Top-10 Story Lines as MLB heads towards the Postseason
10. Yankee Stadium hosts its final baseball game in September (this Sunday). The Yankees failure to clinch a 14th consecutive berth means no playoffs for the most famous postseason venue in all of sports, 100 world series games in all.
9. Next year's free agents. Will Ben Sheets, CC Sabathia, Manny Ramirez or Pat Burrell to name a few have that Carlos Beltran-esque post-season that takes them from the 100 to the 200 million dollar range?
8. Do more fans show up at the Trop when postseason play begins? I'm sure they do, but why now? The Rays have been playing well since May and are a young, exciting team. They are 19-1 when playing in front of more than 30,000 fans this year in St. Pete. Now that bodes well for October.
7. Does the American League take home the trophy home again? Despite blips to the AL's dominance in South Beach, St. Louis and the desert the senior circuit is once again inferior to the AL and won't have home field either thanks to another defeat in the midsummer classic.
6. The wild cards. Wild card teams have wreaked havoc on the playoffs this decade especially in a short best-of-5 divisional series format. Could either Tampa Bay or Boston in the AL and anyone from the New York/Philadelphia/Milwaukee/Houston logjam emerge as the final entry and find its way into late October hardball? I say yes.
5. The Dodgers. With the star power of Joe Torre and Manny Ramirez the team has been hot since August and looks destined for the divisional round. Can they make it out? Does Torre really deserve the credit if they win 84 games and get bounced in the first round? Should be a very interesting offseason no matter how they finish for Ned Coletti, Frank McCourt and the blue crew.

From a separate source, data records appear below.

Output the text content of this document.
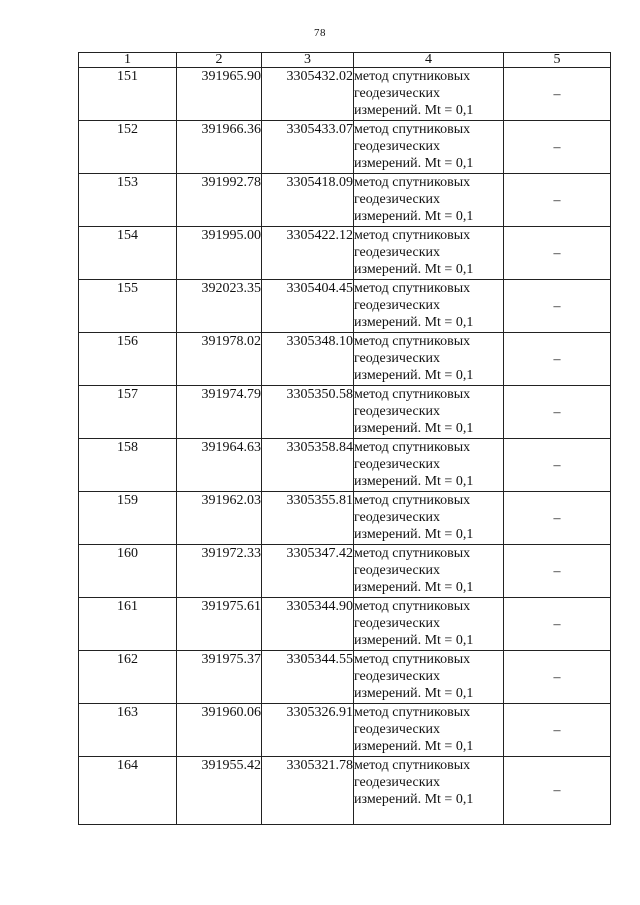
78
1	2	3	4	5
151	391965.90	3305432.02	метод спутниковых
геодезических
измерений. Mt = 0,1	–
152	391966.36	3305433.07	метод спутниковых
геодезических
измерений. Mt = 0,1	–
153	391992.78	3305418.09	метод спутниковых
геодезических
измерений. Mt = 0,1	–
154	391995.00	3305422.12	метод спутниковых
геодезических
измерений. Mt = 0,1	–
155	392023.35	3305404.45	метод спутниковых
геодезических
измерений. Mt = 0,1	–
156	391978.02	3305348.10	метод спутниковых
геодезических
измерений. Mt = 0,1	–
157	391974.79	3305350.58	метод спутниковых
геодезических
измерений. Mt = 0,1	–
158	391964.63	3305358.84	метод спутниковых
геодезических
измерений. Mt = 0,1	–
159	391962.03	3305355.81	метод спутниковых
геодезических
измерений. Mt = 0,1	–
160	391972.33	3305347.42	метод спутниковых
геодезических
измерений. Mt = 0,1	–
161	391975.61	3305344.90	метод спутниковых
геодезических
измерений. Mt = 0,1	–
162	391975.37	3305344.55	метод спутниковых
геодезических
измерений. Mt = 0,1	–
163	391960.06	3305326.91	метод спутниковых
геодезических
измерений. Mt = 0,1	–
164	391955.42	3305321.78	метод спутниковых
геодезических
измерений. Mt = 0,1	–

4. The races. Will the Mets collapse again? What will the Mets look like next spring if they do? Can the Rays hold off the Red Sox? Does the NL West winner get more than 85 wins? Can the Twins make it back to the playoffs? Who gets the best record in the AL and secures that home field?
3. The hardware. Who will take home the awards from the regular season? Ryan Howard has hit 45 home runs for the 3rd year in a row and despite his paltry .250 average and 200 strikeouts his impact has been remarkable over the last 6 weeks. If the Indians finish around .500 doesnt Cliff Lee deserve MVP consideration? If A-Rod can win it for the last place Rangers then what about Lee? Cleveland loses 100 games without him.

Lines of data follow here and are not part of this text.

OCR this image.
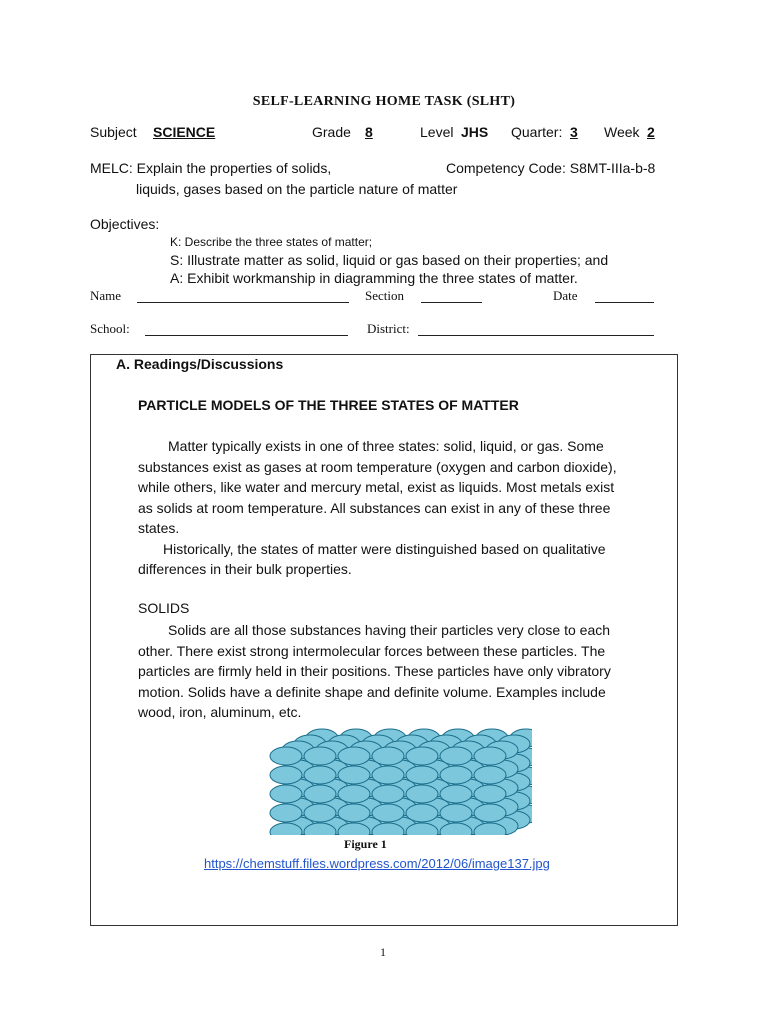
SELF-LEARNING HOME TASK (SLHT)
Subject SCIENCE	Grade 8	Level JHS Quarter: 3 Week 2
MELC: Explain the properties of solids,	Competency Code: S8MT-IIIa-b-8
liquids, gases based on the particle nature of matter
Objectives:
K: Describe the three states of matter;
S: Illustrate matter as solid, liquid or gas based on their properties; and
A: Exhibit workmanship in diagramming the three states of matter.
Name	Section	Date
School:	District:
A. Readings/Discussions
PARTICLE MODELS OF THE THREE STATES OF MATTER
Matter typically exists in one of three states: solid, liquid, or gas. Some
substances exist as gases at room temperature (oxygen and carbon dioxide),
while others, like water and mercury metal, exist as liquids. Most metals exist
as solids at room temperature. All substances can exist in any of these three
states.
Historically, the states of matter were distinguished based on qualitative
differences in their bulk properties.
SOLIDS
Solids are all those substances having their particles very close to each
other. There exist strong intermolecular forces between these particles. The
particles are firmly held in their positions. These particles have only vibratory
motion. Solids have a definite shape and definite volume. Examples include
wood, iron, aluminum, etc.
Figure 1
https://chemstuff.files.wordpress.com/2012/06/image137.jpg
1
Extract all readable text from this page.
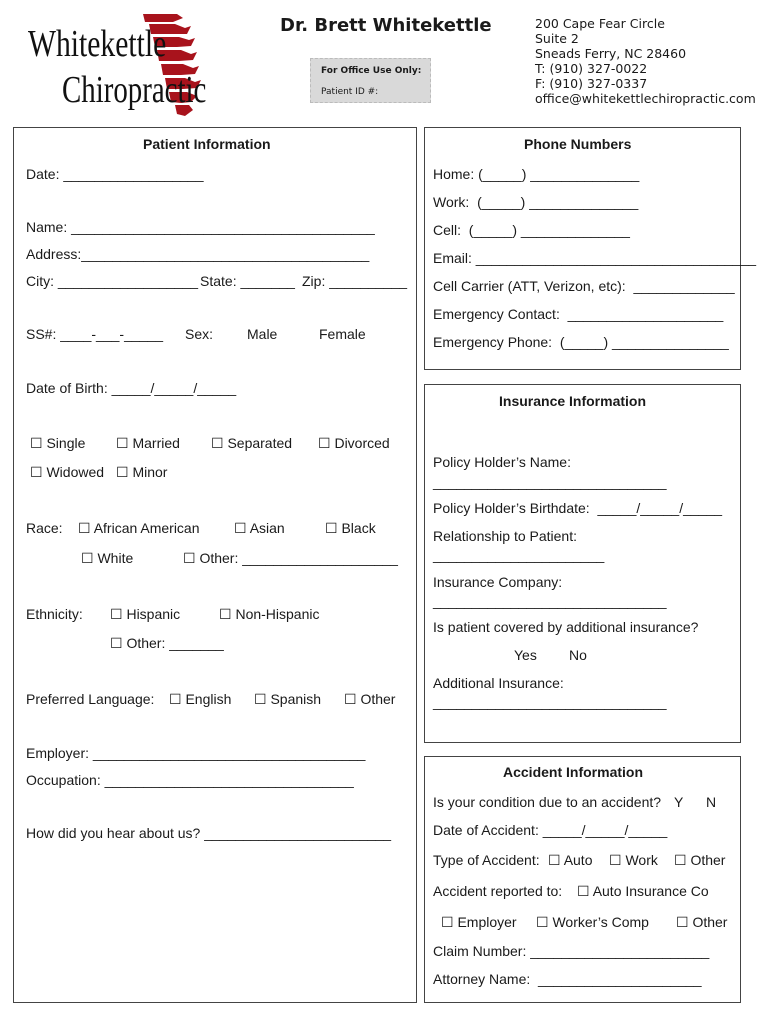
Whitekettle
Chiropractic
Dr. Brett Whitekettle
For Office Use Only:
Patient ID #:
200 Cape Fear Circle
Suite 2
Sneads Ferry, NC 28460
T: (910) 327-0022
F: (910) 327-0337
office@whitekettlechiropractic.com
Patient Information
Date: __________________
Name: _______________________________________
Address:_____________________________________
City: __________________ State: _______ Zip: __________
SS#: ____-___-_____ Sex: Male	Female
Date of Birth: _____/_____/_____
☐  Single ☐	Married ☐	Separated ☐	Divorced
☐  Widowed ☐	Minor
Race: ☐	African American ☐	Asian ☐	Black
☐  White ☐	Other: ____________________
Ethnicity: ☐	Hispanic ☐	Non-Hispanic
☐  Other: _______
Preferred Language: ☐	English ☐	Spanish ☐	Other
Employer: ___________________________________
Occupation: ________________________________
How did you hear about us? ________________________
Phone Numbers
Home: (_____) ______________
Work:  (_____) ______________
Cell:  (_____) ______________
Email: ____________________________________
Cell Carrier (ATT, Verizon, etc):  _____________
Emergency Contact:  ____________________
Emergency Phone:  (_____) _______________
Insurance Information
Policy Holder’s Name:
______________________________
Policy Holder’s Birthdate:  _____/_____/_____
Relationship to Patient:
______________________
Insurance Company:
______________________________
Is patient covered by additional insurance?
Yes No
Additional Insurance:
______________________________
Accident Information
Is your condition due to an accident? Y N
Date of Accident: _____/_____/_____
Type of Accident: ☐	Auto ☐	Work ☐	Other
Accident reported to: ☐	Auto Insurance Co
☐  Employer ☐	Worker’s Comp ☐	Other
Claim Number: _______________________
Attorney Name:  _____________________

2. The NL Central. The Brewers fired their manager and the Astros have been in a post-Ike tailspin. The Brew-Crew hasn't been to the playoffs in my lifetime and the Astros were on fire until a hurricane tore up Houston and their home series against the Cubs. There are much more important things than baseball but it looks as though the storm is taking its toll on the team as well.
1. The Cubbies. It's been a century since the North-siders captured baseball's biggest crown by beating Ty Cobb and the Tigers in the 1908 fall classic. The "lovable losers" are in ownership flux but have been one of the game's biggest spenders the last few offseasons and are knocking on the doorstep. The scene in Chicago following a Cubs championship could make a European soccer celebration look tame by comparison.